Doch nun versucht eine neue Gruppe von Klägern, sich dem Fall anzuschließen , darunter auch der Generalstaatsanwalt von Texas selbst . Zu den Klägern gehören auch die Generalstaatsanwältin von Louisiana, Liz Murrill, sowie eine Frau aus Louisiana , die behauptet, von ihrem Freund zur Einnahme von Abtreibungspillen gezwungen worden zu sein.

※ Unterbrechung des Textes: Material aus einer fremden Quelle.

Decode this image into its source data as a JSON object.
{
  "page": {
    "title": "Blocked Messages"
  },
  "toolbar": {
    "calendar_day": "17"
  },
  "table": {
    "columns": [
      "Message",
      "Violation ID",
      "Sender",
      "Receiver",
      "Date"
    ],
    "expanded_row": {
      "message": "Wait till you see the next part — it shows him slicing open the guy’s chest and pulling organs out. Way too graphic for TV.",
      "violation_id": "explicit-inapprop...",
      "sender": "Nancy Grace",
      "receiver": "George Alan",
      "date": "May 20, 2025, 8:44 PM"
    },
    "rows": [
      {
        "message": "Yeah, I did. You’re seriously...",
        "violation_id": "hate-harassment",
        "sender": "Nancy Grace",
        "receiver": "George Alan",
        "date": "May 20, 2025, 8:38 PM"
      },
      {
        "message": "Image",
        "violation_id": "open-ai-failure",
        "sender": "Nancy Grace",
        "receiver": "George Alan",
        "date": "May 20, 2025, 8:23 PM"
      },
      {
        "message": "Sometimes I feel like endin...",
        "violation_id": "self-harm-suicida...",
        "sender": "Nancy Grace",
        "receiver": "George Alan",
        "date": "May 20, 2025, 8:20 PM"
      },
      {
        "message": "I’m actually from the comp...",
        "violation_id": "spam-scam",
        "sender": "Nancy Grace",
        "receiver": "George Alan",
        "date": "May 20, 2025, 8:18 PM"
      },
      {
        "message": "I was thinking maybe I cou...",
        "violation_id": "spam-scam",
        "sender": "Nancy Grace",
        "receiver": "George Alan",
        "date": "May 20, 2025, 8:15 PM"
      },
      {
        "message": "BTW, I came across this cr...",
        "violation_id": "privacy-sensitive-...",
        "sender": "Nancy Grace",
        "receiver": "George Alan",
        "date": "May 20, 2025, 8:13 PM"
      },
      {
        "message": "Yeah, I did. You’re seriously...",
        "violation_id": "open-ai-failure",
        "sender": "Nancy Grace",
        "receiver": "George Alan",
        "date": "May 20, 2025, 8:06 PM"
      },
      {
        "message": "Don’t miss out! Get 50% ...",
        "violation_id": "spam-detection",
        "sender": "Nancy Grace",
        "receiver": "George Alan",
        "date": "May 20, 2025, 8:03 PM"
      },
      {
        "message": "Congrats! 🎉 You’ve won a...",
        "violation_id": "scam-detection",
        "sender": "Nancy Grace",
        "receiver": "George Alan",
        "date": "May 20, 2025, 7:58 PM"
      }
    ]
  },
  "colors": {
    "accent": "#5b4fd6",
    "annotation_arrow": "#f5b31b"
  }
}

Diese Generalstaatsanwälte hatten es sich bereits zur Aufgabe gemacht, die sogenannten Shield Laws zu zerstören. Diese Gesetze sollen Ärzte und Einwohner von Bundesstaaten, die reproduktive Rechte unterstützen, vor straf- und zivilrechtlichen Konsequenzen in Staaten mit Abtreibungsverboten schützen. Ken Paxton, der Generalstaatsanwalt von Texas, kämpft für die Vollstreckung eines Zivilurteils gegen einen New Yorker Arzt; der Generalstaatsanwalt von Louisiana hat versucht, Ärzte aus New York und Kalifornien auszuliefern, damit sie sich in dem Staat strafrechtlich verantworten müssen. Diese Schritte könnten als Beweis dafür dienen, dass die Shield Laws ihren Staaten tatsächlich schaden – und dass ihre Argumente Gewicht haben, im Gegensatz zu dem, was Trumps Justizministerium über die anderen Generalstaatsanwälte argumentiert hat, die zuvor in den Fall verwickelt waren.
Doch die Generalstaatsanwälte müssen nur noch Matthew Kacsmaryk, den härtesten Abtreibungsgegner des Landes, davon überzeugen, dass sie ein Recht auf die Gerichtsverhandlung haben. Es gibt keinen Grund anzunehmen, dass das besonders schwierig sein wird. Die jüngste Generation von Klägern hat die Regierung möglicherweise in die Enge getrieben – eine Entscheidung über die Mifepriston-Regulierung und den Comstock Act aufzuschieben, ist nicht mehr wirklich möglich, wenn die Regierung ihre Position vor Gericht darlegen muss.
Dann ist da noch der Streit um die Schutzgesetze. Paxton argumentierte bereits, dass New Yorks Weigerung, ein Zivilurteil gegen einen Arzt zu vollstrecken, gegen die Vertrauensklausel der Verfassung verstößt. Früher oder später wird dieser Streit vor dem Obersten Gerichtshof landen. Es wird Trump schwerfallen, sich hinter der Idee der Rechte der Bundesstaaten zu verstecken, wenn diese miteinander im Krieg liegen.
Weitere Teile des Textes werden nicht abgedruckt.